O seu desencarceramento começou ao abrir a porta, era a vizinha do oitavo andar, quatorze anos mais velha e, sem dúvida, uma diva de Fellini em La città delle donne. Definitivamente despertou para a realidade, não ouviu uma única palavra do que ela lhe dizia mas apercebeu-se que alguém estava à sua frente, os sinos de uma igreja próxima marcavam a hora e tudo o que lhe veio à mente foi a Carta aos Coríntios, de Paulo. Em si, no seu corpo, retinia um sino pleno de qualquer coisa... a vizinha foi-se embora, fechou a porta retirando-se para o mundo concreto dos seus pensamentos, sabia que hoje acontecera o que nunca esperara, decidiu acreditar na ilusão e pegou na boa máquina de escrever, herança única de um tio que morrera de cirrose.

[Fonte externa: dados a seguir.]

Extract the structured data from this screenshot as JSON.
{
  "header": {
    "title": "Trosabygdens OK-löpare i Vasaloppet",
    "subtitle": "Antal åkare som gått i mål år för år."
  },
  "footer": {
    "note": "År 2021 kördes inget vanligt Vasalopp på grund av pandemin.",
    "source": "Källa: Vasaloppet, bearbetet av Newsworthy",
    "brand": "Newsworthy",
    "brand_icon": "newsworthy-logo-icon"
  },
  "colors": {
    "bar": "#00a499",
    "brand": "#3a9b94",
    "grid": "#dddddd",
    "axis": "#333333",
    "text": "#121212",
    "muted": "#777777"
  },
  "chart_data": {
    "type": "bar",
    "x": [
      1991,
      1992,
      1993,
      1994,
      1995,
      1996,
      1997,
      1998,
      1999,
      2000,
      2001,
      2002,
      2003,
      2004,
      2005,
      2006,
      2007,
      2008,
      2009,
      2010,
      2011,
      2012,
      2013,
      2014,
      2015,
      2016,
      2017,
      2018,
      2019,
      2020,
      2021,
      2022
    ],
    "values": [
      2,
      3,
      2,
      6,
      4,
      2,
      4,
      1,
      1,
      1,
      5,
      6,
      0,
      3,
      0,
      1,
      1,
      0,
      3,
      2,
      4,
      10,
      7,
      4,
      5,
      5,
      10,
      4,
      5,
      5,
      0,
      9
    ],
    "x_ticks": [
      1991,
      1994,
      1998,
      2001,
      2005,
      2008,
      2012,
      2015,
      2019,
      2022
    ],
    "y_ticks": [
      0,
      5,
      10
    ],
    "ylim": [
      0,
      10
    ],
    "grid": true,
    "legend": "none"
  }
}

Cada tecla imprimia no papel constelações de sentimento, sentia-se a escrever um livro por cada palavra e a viver a vida por frase. Já não se lembrava do que acontecera, do abrir da porta, da "bella donna", nada... lembrava-se apenas do cheiro do papel que inserira na máquina e a sua vida sempre fora assim, memórias por memórias, numa constante ataraxia que deixava qualquer vulgo mortal num desespero por tal descontracção. Sabia o que fazia quando escrevia, não era seu sentido o mundo onde respirava mas aquele que criava, o seu sentido estava aí, não no limitado espaço da mente mas num mundo pleno de ideias que concretizava em tinta e papel.
Deixou-se ir, deixou ir o jantar, deixou ir a noite e todos os desejos, deixou-se ir pelas vésperas de um sol que sempre se mantinha no mesmo lugar mas que nos cria mover. Finda a nona hora da manhã, com um toque agudo, a escrita terminou com a pontuação correcta.
Esfregou os olhos, passou a mão pelo cabelo desgrenhado e sentiu que o hoje seria diferente, que hoje iria procurar... hoje queria encontrar.